In its quarterly monetary policy review, the Reserve Bank of India (RBI) has raised its benchmark repo rate (the rate at which it lends money to commercial banks) by 50 basis points to 8%, its 11th successive increase since October 2009.
In the accompanying statement, the RBI expressed heightened concerns at inflationary expectations getting unleashed. It argued that inflation was a far bigger concern than any slowdown in economic growth. In simple terms, as the RBI Governor's press statement indicates, the main thrust of the interest rate decision was to "moderate inflation and anchor inflation expectations".
Given this "inflation targeting" based paradigm in central bank communication, the rate hike has expectedly raised concerns about its adverse impact on economic growth.

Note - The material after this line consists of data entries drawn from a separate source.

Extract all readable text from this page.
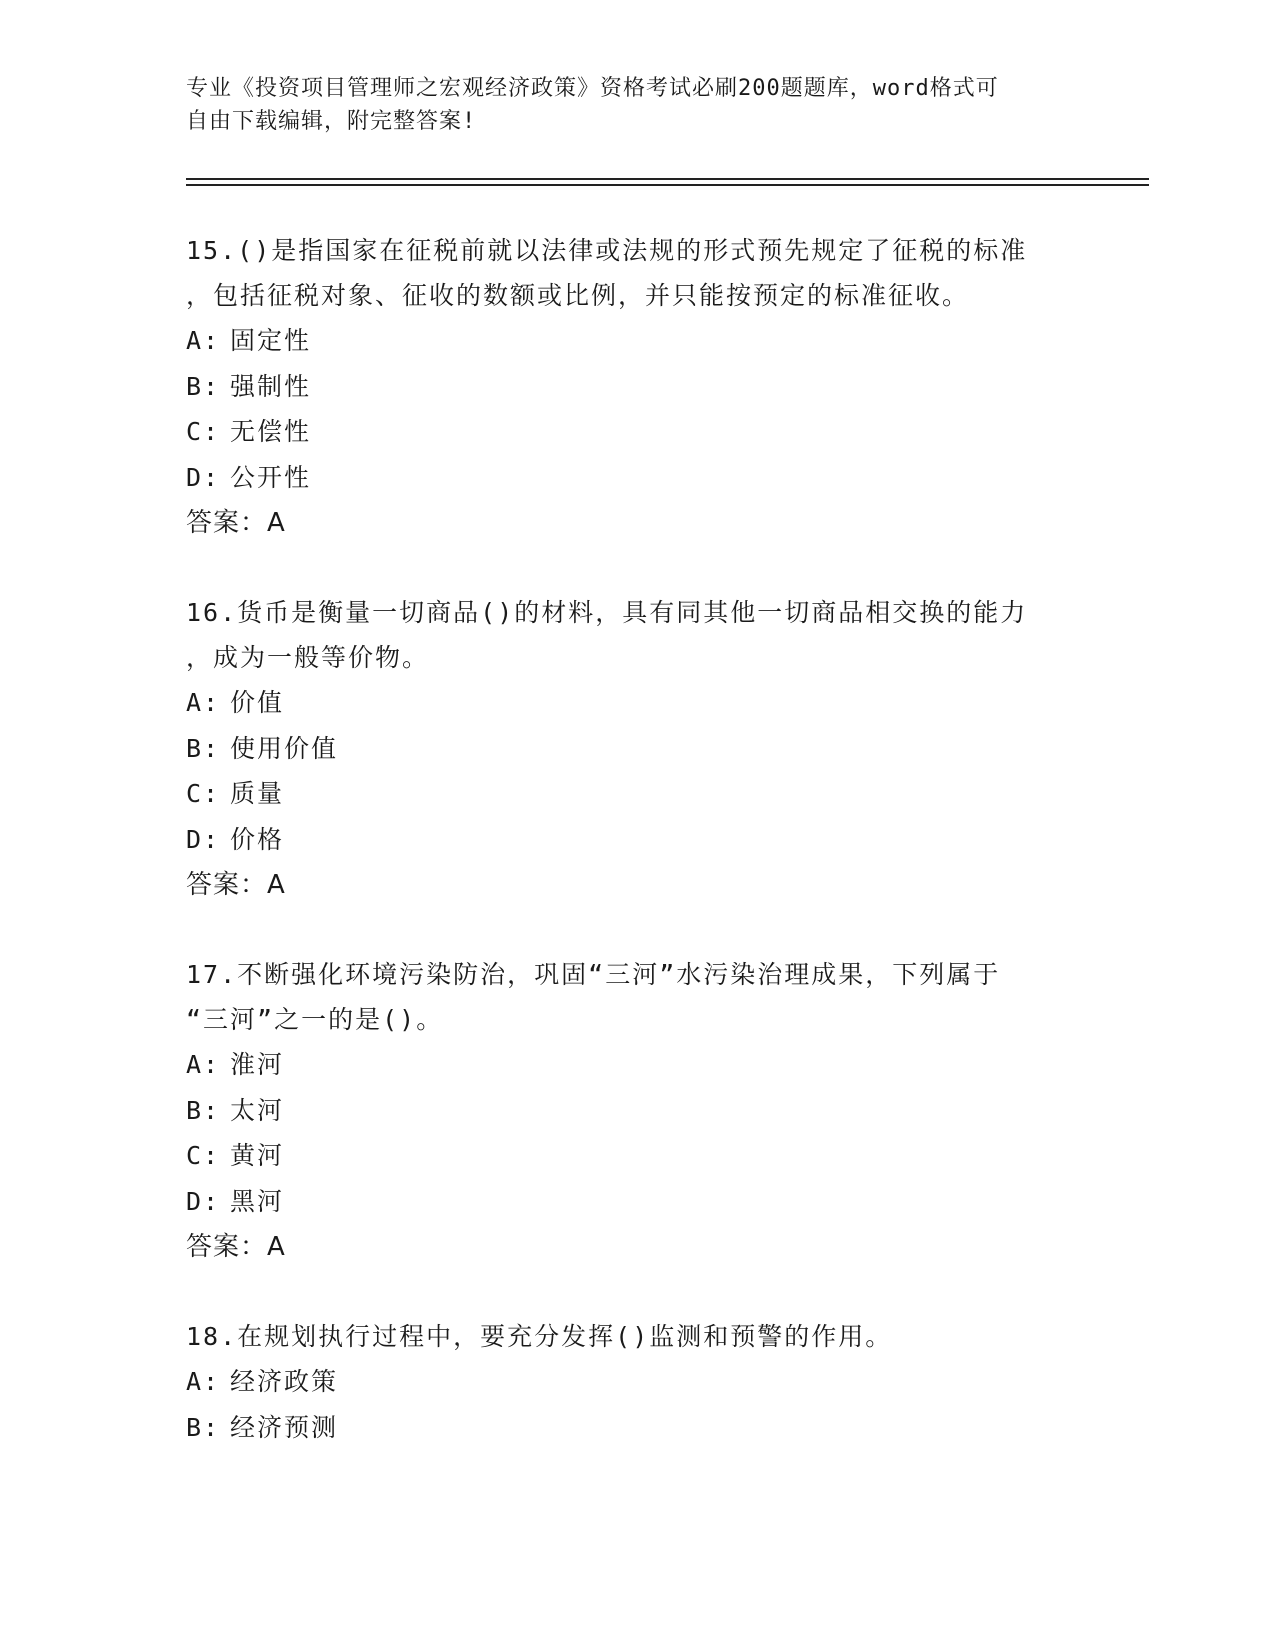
专业《投资项目管理师之宏观经济政策》资格考试必刷200题题库，word格式可
自由下载编辑，附完整答案!
15.()是指国家在征税前就以法律或法规的形式预先规定了征税的标准
，包括征税对象、征收的数额或比例，并只能按预定的标准征收。
A: 固定性
B: 强制性
C: 无偿性
D: 公开性
答案：A
16.货币是衡量一切商品()的材料，具有同其他一切商品相交换的能力
，成为一般等价物。
A: 价值
B: 使用价值
C: 质量
D: 价格
答案：A
17.不断强化环境污染防治，巩固“三河”水污染治理成果，下列属于
“三河”之一的是()。
A: 淮河
B: 太河
C: 黄河
D: 黑河
答案：A
18.在规划执行过程中，要充分发挥()监测和预警的作用。
A: 经济政策
B: 经济预测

It is argued that the increased cost of borrowing would discourage investments and slow down growth. Further, they also claim that since the inflation is driven by supply-side causes, monetary policy actions will have little impact on the final outcomes. This view is based on the valid assumption of an inflation-growth trade-off.
However, a different, "over-heating economy" paradigm based central bank communication could give a different spin to this interest rate decision. It is common knowledge, and the RBI statement reiterates this, that inflation in India is caused by supply constraints. The growth on the supply-side of the economy is simply unable to keep pace with demand growth. These constraints include infrastructure bottlenecks, slow growth in manufacturing production capacity and agriculture production etc.
In the circumstances, there are only two options - ease supply-side constraints and/or slow down demand growth. Since the former is a medium to long-term challenge, the only alternative is to cool-down the economic growth. In this context, the objective of the RBI's rate hike decision becomes one of deliberately cooling down an over-heating economy. The interest rate hike has the desired contractionary effect on the economy. In this monetary policy communication paradigm, lowering growth, and not inflation, is the direct objective. If this is the objective, then the inflation-growth trade-off loses its relevance, with the balance tipping decisively in one direction.
This debate is a classic case of what behavioural economists call "framing effect". Substantively, both "inflation targeting" and "cooling the overheating economy" based monetary policy decisions amount to the same. However, when framed in terms of the former, concerns about growth come to the fore, forcing governments into criticising the central bank. In contrast, when framed in terms of the latter, where slowing down growth is the explicit objective, the criticism of the central bank is likely to be more muted.